I read that article last week in the Times and thought at the time it was an awful smear job. And I don't even like or follow football, I just happened to see it because it was lying in front of me on the kitchen table when I came home. It was all innuendo - no details about the accusation, sly references to his parents' habit of moving him from school to school to improve his footbal career, etc. They made it sound like he lied about his reasons for dropping out of the Rhodes scholar interview. In fact, he said he was going to play in the football game. He wasn't going to his interview. The sports writers at the time all inferred that he dropped the interview because he wanted to play football that day, instead. And horror of horrors - he didn't correct their misperception! (How would he do that after they already printed them? Why would he even bother with all the other mess that's going on around him right now.) If a reporter twists every little detail to seem nefarious, then it's hard to take them seriously about the bigger accusation.
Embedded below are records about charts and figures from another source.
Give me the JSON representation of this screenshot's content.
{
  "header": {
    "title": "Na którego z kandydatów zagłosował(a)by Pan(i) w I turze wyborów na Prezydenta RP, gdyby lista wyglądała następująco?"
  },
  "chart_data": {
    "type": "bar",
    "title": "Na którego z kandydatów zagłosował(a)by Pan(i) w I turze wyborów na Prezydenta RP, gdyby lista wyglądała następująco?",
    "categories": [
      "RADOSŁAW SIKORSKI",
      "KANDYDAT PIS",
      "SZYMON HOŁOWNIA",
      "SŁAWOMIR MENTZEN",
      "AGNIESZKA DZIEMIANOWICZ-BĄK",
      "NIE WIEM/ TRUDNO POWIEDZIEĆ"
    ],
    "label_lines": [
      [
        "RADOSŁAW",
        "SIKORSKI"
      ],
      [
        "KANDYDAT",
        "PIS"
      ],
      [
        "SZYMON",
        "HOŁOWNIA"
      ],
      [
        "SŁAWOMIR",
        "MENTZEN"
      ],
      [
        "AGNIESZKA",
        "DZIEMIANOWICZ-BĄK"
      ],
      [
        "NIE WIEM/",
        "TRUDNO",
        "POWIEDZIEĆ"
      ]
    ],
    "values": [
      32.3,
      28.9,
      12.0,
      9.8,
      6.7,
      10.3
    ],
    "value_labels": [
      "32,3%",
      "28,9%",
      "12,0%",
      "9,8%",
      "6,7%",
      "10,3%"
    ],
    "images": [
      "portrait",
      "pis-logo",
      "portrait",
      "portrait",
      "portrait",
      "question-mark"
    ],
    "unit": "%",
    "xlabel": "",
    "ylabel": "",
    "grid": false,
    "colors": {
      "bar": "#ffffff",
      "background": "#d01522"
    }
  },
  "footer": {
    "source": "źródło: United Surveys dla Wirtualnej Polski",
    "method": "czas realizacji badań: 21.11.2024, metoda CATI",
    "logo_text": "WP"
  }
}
The Times really isn't worth the paper it's printed on anymore.

JAL said...

If you follow the links from the pieces by KC Johnson at Durham-in- Wonderland and Minding the Campus you get the picture even better as going to the Yale site link (SHARE) shows you more of the process.

Couple things struck me --

#1 Someone at Yale, or the girl, released confidential information. Civil suit anyone? (I am not a lawyer.)

#2 The "informal" process (which this young woman girl used) results in a conviction simply by her starting the process. There is NO investigation.

#2 NO WHERE is there any information on the Yale site (that I could easily find) for the guy to see what HIS resources would be, what his rights are, and what the procedure for responding is.

NO. WHERE. Nada zip zero.

The informal process can be based on a "worry."

I feel for women who are victims of sexual assault and harrassment.

But somebody has to define these terms reasonably. Soon.

jdgalt said...

When an accusation is as good as a conviction, but only when made by someone in the politically favored group, we're in a Reign of Terror.

Now we know what Obama's "change" was all about -- he is our Robespierre. Now we just need our Napoleon to come along. It's already gotten bad enough that he will be an improvement.